Member states must be on the front lines in the fight against corruption. It is especially important to build up the capacity of national anti-corruption commissions and prosecutorial efforts, he said.
Governments can also enhance anti-corruption efforts by ensuring independent judiciaries, a vibrant civil society, freedom of the press and effective whistleblower protection. The international community can complement those efforts by working more effectively against money laundering, tax evasion and the illicit financial flows that have deprived countries of much-needed resources, and that feed further corruption, said the UN chief.
Corruption can be a trigger for conflict, he said. “As conflict rages, corruption prospers. And even if conflict ebbs, corruption can impede recovery.” Corruption drives and thrives on the breakdown of political and social institutions. These institutions are never more in crisis than in times of conflict, he said.
Corruption is linked to many forms of instability and violence, such as the illicit trafficking in arms, drugs and people. The connections between corruption and terrorism and violent extremism have been repeatedly recognized by the Security Council and the General Assembly.

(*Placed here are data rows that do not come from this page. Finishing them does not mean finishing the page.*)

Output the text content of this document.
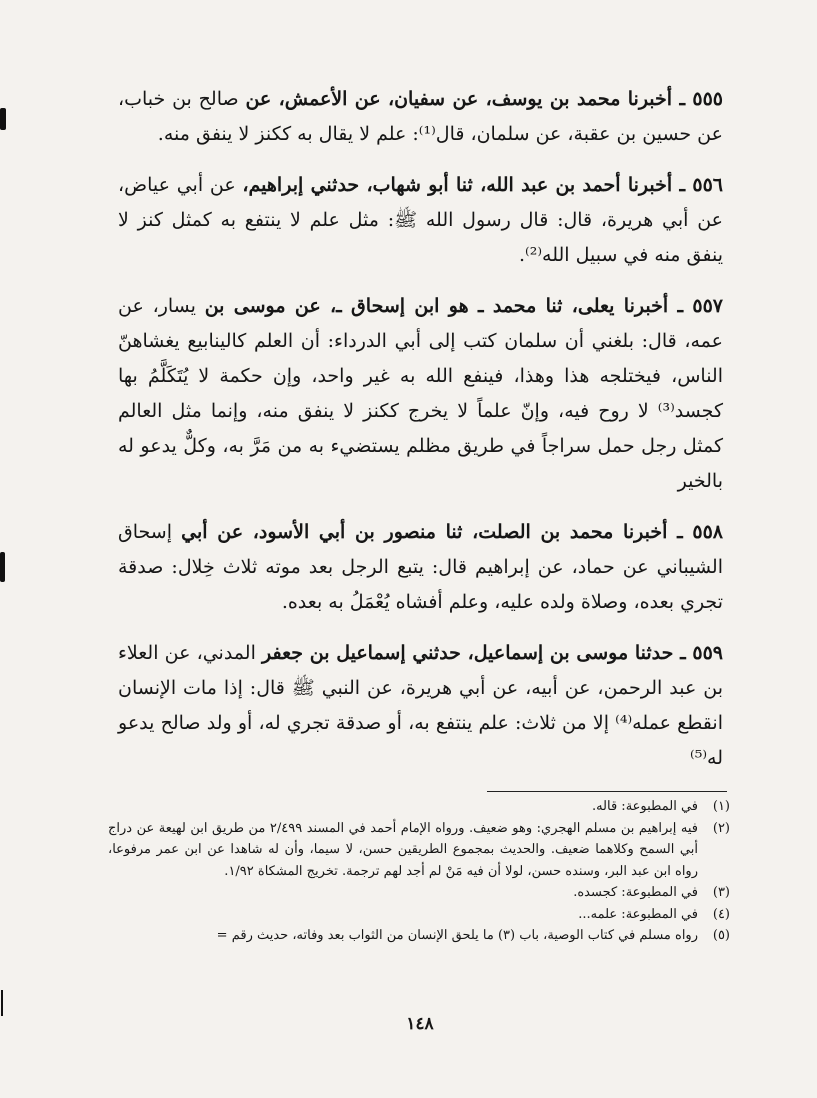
٥٥٥ ـ أخبرنا محمد بن يوسف، عن سفيان، عن الأعمش، عن صالح بن خباب، عن حسين بن عقبة، عن سلمان، قال⁽¹⁾: علم لا يقال به ككنز لا ينفق منه.

٥٥٦ ـ أخبرنا أحمد بن عبد الله، ثنا أبو شهاب، حدثني إبراهيم، عن أبي عياض، عن أبي هريرة، قال: قال رسول الله ﷺ: مثل علم لا ينتفع به كمثل كنز لا ينفق منه في سبيل الله⁽²⁾.

٥٥٧ ـ أخبرنا يعلى، ثنا محمد ـ هو ابن إسحاق ـ، عن موسى بن يسار، عن عمه، قال: بلغني أن سلمان كتب إلى أبي الدرداء: أن العلم كالينابيع يغشاهنّ الناس، فيختلجه هذا وهذا، فينفع الله به غير واحد، وإن حكمة لا يُتَكَلَّمُ بها كجسد⁽³⁾ لا روح فيه، وإنّ علماً لا يخرج ككنز لا ينفق منه، وإنما مثل العالم كمثل رجل حمل سراجاً في طريق مظلم يستضيء به من مَرَّ به، وكلٌّ يدعو له بالخير

٥٥٨ ـ أخبرنا محمد بن الصلت، ثنا منصور بن أبي الأسود، عن أبي إسحاق الشيباني عن حماد، عن إبراهيم قال: يتبع الرجل بعد موته ثلاث خِلال: صدقة تجري بعده، وصلاة ولده عليه، وعلم أفشاه يُعْمَلُ به بعده.

٥٥٩ ـ حدثنا موسى بن إسماعيل، حدثني إسماعيل بن جعفر المدني، عن العلاء بن عبد الرحمن، عن أبيه، عن أبي هريرة، عن النبي ﷺ قال: إذا مات الإنسان انقطع عمله⁽⁴⁾ إلا من ثلاث: علم ينتفع به، أو صدقة تجري له، أو ولد صالح يدعو له⁽⁵⁾

(١)
في المطبوعة: قاله.
(٢)
فيه إبراهيم بن مسلم الهجري: وهو ضعيف. ورواه الإمام أحمد في المسند ٢/٤٩٩ من طريق ابن لهيعة عن دراج أبي السمح وكلاهما ضعيف. والحديث بمجموع الطريقين حسن، لا سيما، وأن له شاهدا عن ابن عمر مرفوعا، رواه ابن عبد البر، وسنده حسن، لولا أن فيه مَنْ لم أجد لهم ترجمة. تخريج المشكاة ١/٩٢.
(٣)
في المطبوعة: كجسده.
(٤)
في المطبوعة: علمه...
(٥)
رواه مسلم في كتاب الوصية، باب (٣) ما يلحق الإنسان من الثواب بعد وفاته، حديث رقم =
١٤٨
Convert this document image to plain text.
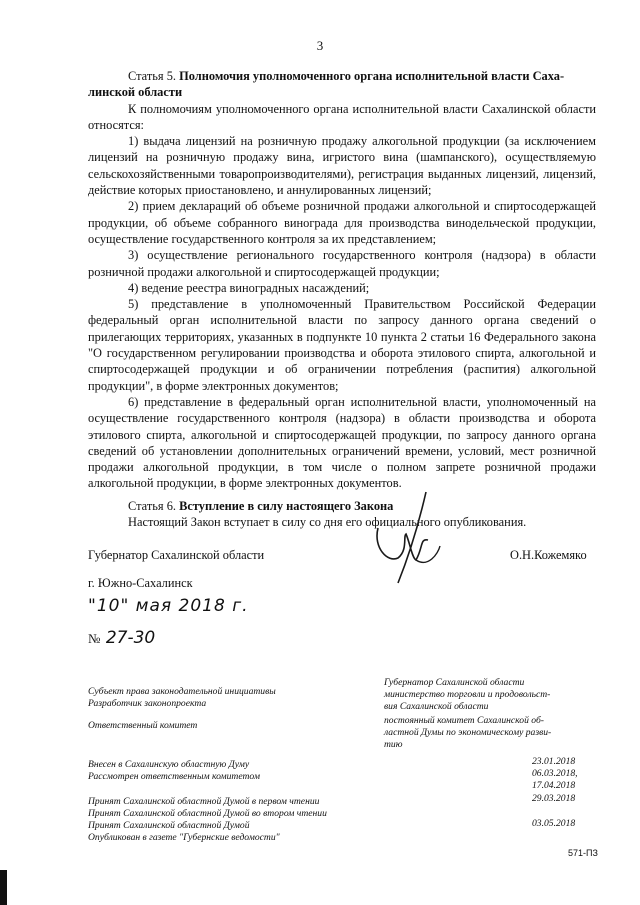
3

Статья 5. Полномочия уполномоченного органа исполнительной власти Саха-

линской области

К полномочиям уполномоченного органа исполнительной власти Сахалинской области относятся:

1) выдача лицензий на розничную продажу алкогольной продукции (за исключением лицензий на розничную продажу вина, игристого вина (шампанского), осуществляемую сельскохозяйственными товаропроизводителями), регистрация выданных лицензий, лицензий, действие которых приостановлено, и аннулированных лицензий;

2) прием деклараций об объеме розничной продажи алкогольной и спиртосодержащей продукции, об объеме собранного винограда для производства винодельческой продукции, осуществление государственного контроля за их представлением;

3) осуществление регионального государственного контроля (надзора) в области розничной продажи алкогольной и спиртосодержащей продукции;

4) ведение реестра виноградных насаждений;

5) представление в уполномоченный Правительством Российской Федерации федеральный орган исполнительной власти по запросу данного органа сведений о прилегающих территориях, указанных в подпункте 10 пункта 2 статьи 16 Федерального закона "О государственном регулировании производства и оборота этилового спирта, алкогольной и спиртосодержащей продукции и об ограничении потребления (распития) алкогольной продукции", в форме электронных документов;

6) представление в федеральный орган исполнительной власти, уполномоченный на осуществление государственного контроля (надзора) в области производства и оборота этилового спирта, алкогольной и спиртосодержащей продукции, по запросу данного органа сведений об установлении дополнительных ограничений времени, условий, мест розничной продажи алкогольной продукции, в том числе о полном запрете розничной продажи алкогольной продукции, в форме электронных документов.

Статья 6. Вступление в силу настоящего Закона

Настоящий Закон вступает в силу со дня его официального опубликования.

Губернатор Сахалинской области	О.Н.Кожемяко
г. Южно-Сахалинск
"10" мая 2018 г.
№ 27-30
Субъект права законодательной инициативы
Разработчик законопроекта
Ответственный комитет
Внесен в Сахалинскую областную Думу
Рассмотрен ответственным комитетом
Принят Сахалинской областной Думой в первом чтении
Принят Сахалинской областной Думой во втором чтении
Принят Сахалинской областной Думой
Опубликован в газете "Губернские ведомости"
Губернатор Сахалинской области
министерство торговли и продовольст-
вия Сахалинской области
постоянный комитет Сахалинской об-
ластной Думы по экономическому разви-
тию
23.01.2018
06.03.2018,
17.04.2018
29.03.2018
03.05.2018
571-ПЗ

Assets stolen through corruption can be used to finance further crimes, including violent extremist and terrorist acts, said Guterres.
Large-scale corruption surveys conducted by the United Nations Office on Drugs and Crime found that bribery of public officials was particularly high in areas affected by conflict. In conflict situations, stakeholders such as anti-corruption commissions, civil society and the media may be weakened or hindered in their essential work, he said.
The consequences of corruption in times of conflict can be especially devastating as they can affect the most basic needs and exacerbate hunger and poverty, he said. Combatting corruption and addressing governance challenges, which lie at the root of many conflicts, must be a component of preventive approaches, said Guterres. “This is an opportunity to build a solid foundation of trust and accountability and increase a society’s resilience to crisis.”
In peace operations, UN engagement should be designed and implemented with a clearer anti-corruption lens to reinforce a culture of accountability and respect for the rule of law, he added. He called for the implementation of the UN Convention Against Corruption.
Before the adoption of the convention 15 years ago, there was no global instrument to criminalize corruption, or to recover stolen proceeds. Now the convention has 186 states parties, and the crime of corruption is on the books of nearly every country in the world, he said.
“The convention’s robust peer review mechanisms have served as a global framework for international cooperation to strengthen prevention, to disrupt money laundering schemes, return stolen proceeds from foreign banks and other necessary actions. I encourage all member states to bring greater resolve to its implementation.”
Guterres also asked member states to take profit of advances of technology, which offer an opportunity to massively expand public participation in governance and to increase accountability. Corruption is present in all countries, rich and poor, North and South, developed and developing, said Guterres.
The World Economic Forum estimates that the cost of corruption is at least $2.6 trillion, or 5 per cent of global gross domestic product. And according to the World Bank, businesses and individuals pay more than $1 trillion in bribes each year, he said.
Corruption robs schools, hospitals and others of vitally needed funds. It rots institutions as public officials enrich themselves or turn a blind eye to criminality. It deprives people of their rights, drives away foreign investment and despoils the environment. Corruption breeds disillusion with government and governance, and is often at the root of political dysfunction and social disunity. The poor and vulnerable suffer disproportionately. And impunity compounds the problem, he said.